Second, they just made it a lot harder for lower-income couples and families to get apartments.

What is it with raising the costs of housing on the lower classes? You might as well have enacted a rent-control ordinance...

Posted by: Common Law of Unintended Consequences | April 2, 2008 05:38 PM

One notes, one must endure a legal procedure before this law provides any protection.

One notes that the criminal lover lawyer has not provided for the eviction of the abuser. One must still spend months and $1000's for a lawyer to evict. To get enforcement of the eviction. To buy a pit bull to bite the sleazeball tenant until he vacates.

This is just lawyer rent seeking. Lawyers running their con. No woman on earth has ever stayed with her abuser out of fear of breaking the lease. Most abuse victims are mentally ill, drugged out, out-of-it psychos, not even aware what a lease is. An ordinary woman could only be hit once, by surprise. Lease or no lease? Gone.

They stay because they want to, not because the landlord might sue them. This is ridiculous lawyer sham.

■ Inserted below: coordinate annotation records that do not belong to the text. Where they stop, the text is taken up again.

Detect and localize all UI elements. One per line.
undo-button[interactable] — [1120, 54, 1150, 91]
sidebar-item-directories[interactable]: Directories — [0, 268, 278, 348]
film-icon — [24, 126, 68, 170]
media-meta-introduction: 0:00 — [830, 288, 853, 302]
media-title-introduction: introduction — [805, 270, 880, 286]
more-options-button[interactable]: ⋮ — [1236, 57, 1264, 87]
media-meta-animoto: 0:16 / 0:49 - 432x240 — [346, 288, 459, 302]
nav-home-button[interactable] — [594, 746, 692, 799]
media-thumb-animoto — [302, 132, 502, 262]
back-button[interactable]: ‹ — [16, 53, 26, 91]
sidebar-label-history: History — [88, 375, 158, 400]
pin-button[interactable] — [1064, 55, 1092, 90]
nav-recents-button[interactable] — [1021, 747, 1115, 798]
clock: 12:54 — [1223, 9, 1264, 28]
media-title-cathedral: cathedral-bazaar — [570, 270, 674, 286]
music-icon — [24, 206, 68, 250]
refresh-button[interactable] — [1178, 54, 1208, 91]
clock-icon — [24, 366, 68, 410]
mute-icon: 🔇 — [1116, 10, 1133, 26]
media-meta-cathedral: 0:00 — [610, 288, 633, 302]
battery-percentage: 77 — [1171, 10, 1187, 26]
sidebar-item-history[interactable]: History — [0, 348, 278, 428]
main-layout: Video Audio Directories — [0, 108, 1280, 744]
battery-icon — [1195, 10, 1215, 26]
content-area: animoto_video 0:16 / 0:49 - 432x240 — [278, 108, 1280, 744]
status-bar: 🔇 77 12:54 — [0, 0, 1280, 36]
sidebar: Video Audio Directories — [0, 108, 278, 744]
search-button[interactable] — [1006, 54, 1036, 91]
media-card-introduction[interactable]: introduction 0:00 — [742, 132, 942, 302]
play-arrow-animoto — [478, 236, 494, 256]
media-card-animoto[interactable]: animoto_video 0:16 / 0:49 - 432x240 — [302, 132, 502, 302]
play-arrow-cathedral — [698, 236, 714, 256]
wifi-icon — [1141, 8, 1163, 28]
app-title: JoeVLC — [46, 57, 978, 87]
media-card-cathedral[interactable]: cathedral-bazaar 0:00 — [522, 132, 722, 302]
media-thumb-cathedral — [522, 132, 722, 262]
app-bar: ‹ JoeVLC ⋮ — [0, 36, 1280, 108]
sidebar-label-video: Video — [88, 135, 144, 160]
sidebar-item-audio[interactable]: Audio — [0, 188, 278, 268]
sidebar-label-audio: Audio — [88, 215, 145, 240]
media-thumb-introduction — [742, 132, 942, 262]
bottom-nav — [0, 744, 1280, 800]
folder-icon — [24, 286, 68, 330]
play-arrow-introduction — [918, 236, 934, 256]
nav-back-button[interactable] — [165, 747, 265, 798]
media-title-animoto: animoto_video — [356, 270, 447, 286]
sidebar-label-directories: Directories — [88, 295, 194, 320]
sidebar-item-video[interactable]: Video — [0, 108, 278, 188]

Posted by: Supremacy Claus | April 2, 2008 08:44 PM

C.L.U.C: Regarding the criminal complaints, under this law anyone breaking a lease would have to show documentation like a criminal complaint or restraining order, so it looks like Wisconsin didn't have that rule in place before. Unless the bill simply duplicates the common law, but then it wouldn't be news so I doubt it. As you may know some states have friendlier landlord tenant laws than others so perhaps Wisconsin was simply catching up with that trend.

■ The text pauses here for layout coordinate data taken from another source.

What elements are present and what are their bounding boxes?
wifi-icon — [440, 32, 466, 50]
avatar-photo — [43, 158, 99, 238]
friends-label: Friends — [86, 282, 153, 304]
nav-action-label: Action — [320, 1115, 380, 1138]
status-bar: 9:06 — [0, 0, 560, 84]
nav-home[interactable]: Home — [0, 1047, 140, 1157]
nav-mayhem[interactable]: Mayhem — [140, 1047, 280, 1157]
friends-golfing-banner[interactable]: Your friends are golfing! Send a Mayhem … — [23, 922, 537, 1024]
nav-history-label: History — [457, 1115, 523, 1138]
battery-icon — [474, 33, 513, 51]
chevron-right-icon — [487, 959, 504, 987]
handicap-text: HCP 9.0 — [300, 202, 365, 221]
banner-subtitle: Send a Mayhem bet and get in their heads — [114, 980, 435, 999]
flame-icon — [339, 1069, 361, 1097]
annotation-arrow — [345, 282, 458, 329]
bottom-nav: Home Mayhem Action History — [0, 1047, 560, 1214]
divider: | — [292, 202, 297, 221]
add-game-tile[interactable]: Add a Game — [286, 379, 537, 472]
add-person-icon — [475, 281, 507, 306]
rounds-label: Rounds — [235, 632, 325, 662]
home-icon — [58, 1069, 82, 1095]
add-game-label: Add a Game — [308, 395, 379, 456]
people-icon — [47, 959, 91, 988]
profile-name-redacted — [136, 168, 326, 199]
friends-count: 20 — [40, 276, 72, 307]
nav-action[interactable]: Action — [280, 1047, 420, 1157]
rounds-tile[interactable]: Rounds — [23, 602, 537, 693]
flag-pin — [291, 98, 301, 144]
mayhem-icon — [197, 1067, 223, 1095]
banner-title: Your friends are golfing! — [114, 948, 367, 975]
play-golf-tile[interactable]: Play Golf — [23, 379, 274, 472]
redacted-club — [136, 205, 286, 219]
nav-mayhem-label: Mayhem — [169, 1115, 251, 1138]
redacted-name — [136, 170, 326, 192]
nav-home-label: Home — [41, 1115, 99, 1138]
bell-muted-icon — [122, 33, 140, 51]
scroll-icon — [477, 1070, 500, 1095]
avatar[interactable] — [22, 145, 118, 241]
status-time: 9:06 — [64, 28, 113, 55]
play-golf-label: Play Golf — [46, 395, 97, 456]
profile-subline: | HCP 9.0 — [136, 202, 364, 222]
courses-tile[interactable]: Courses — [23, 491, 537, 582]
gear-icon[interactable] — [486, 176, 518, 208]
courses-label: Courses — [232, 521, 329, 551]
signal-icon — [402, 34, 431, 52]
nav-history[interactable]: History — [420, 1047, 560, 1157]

Other helpful features of the law: it voids leases if landlords punish tenants for calling police or emergency services. It prohibits municipalities from enforcing ordinances that charge fees to property owners when tenants call police for help in domestic violence, sexual assault or stalking situations.

Is the reason you believe this law would make it more difficult for lower income couples that you think landlords will discriminate against them, believing low income people are more likely to commit violence against each other? Or are there other downstream effects of this law that you anticipate having a negative consequence for low income renters? I'd be interested to hear more about this.

Posted by: Kia | April 3, 2008 09:59 AM

SC: You raise a good point about evicting the abuser rather than requiring the victim to go through all the legal hoops to protect herself. I imagine this is for cases, though, where the victim wouldn't be able to pay rent alone. So unless we're ready to evict the abuser and require that he continue paying whatever portion of rent he was paying prior to eviction, that may not solve the problem for the victim.

Posted by: Kia | April 3, 2008 10:00 AM

"Is the reason you believe this law would make it more difficult for lower income couples that you think landlords will discriminate against them...?"

Yes. In essence, landlords will be that much less inclined to rent an apartment to people who look like those who appear on the t.v. show C.O.P.S.

But note that the ultimate losers in this law are those with criminal histories of domestic violence, which will show up on the background checks that landlords will begin/continue to require. And as we all know, it's perfectly plausible for a person to be both a "victim" of domestic violence and have a criminal history of it.

In many states, for example, a women threatening her husband in front of her children is guilty of Assualt IV Felony. She, for one, will have a much harder time getting an apartment because of this law. In essence, she'll have an easier time getting out of her lease, but a harder time finding a place to go...

Posted by: CLUC | April 3, 2008 10:55 AM

Most lease have a quiet enjoyment clause. Multiple visits by the police because of the noise and mayhem of all out battles violate that clause. This law precludes enforcement of the clause, to the detriment of the neighbors, and of property values in the area. Would you buy or rent a property with three police cars, lights on, frequently parked in the front?

Again, find any report of any woman who has stayed in an abusive relationship to avoid breaching the lease. In the history of womankind, find a single example.

Posted by: Supremacy Claus | April 3, 2008 09:05 PM

Just look up the procedural history behind this law. Hearings held, etc.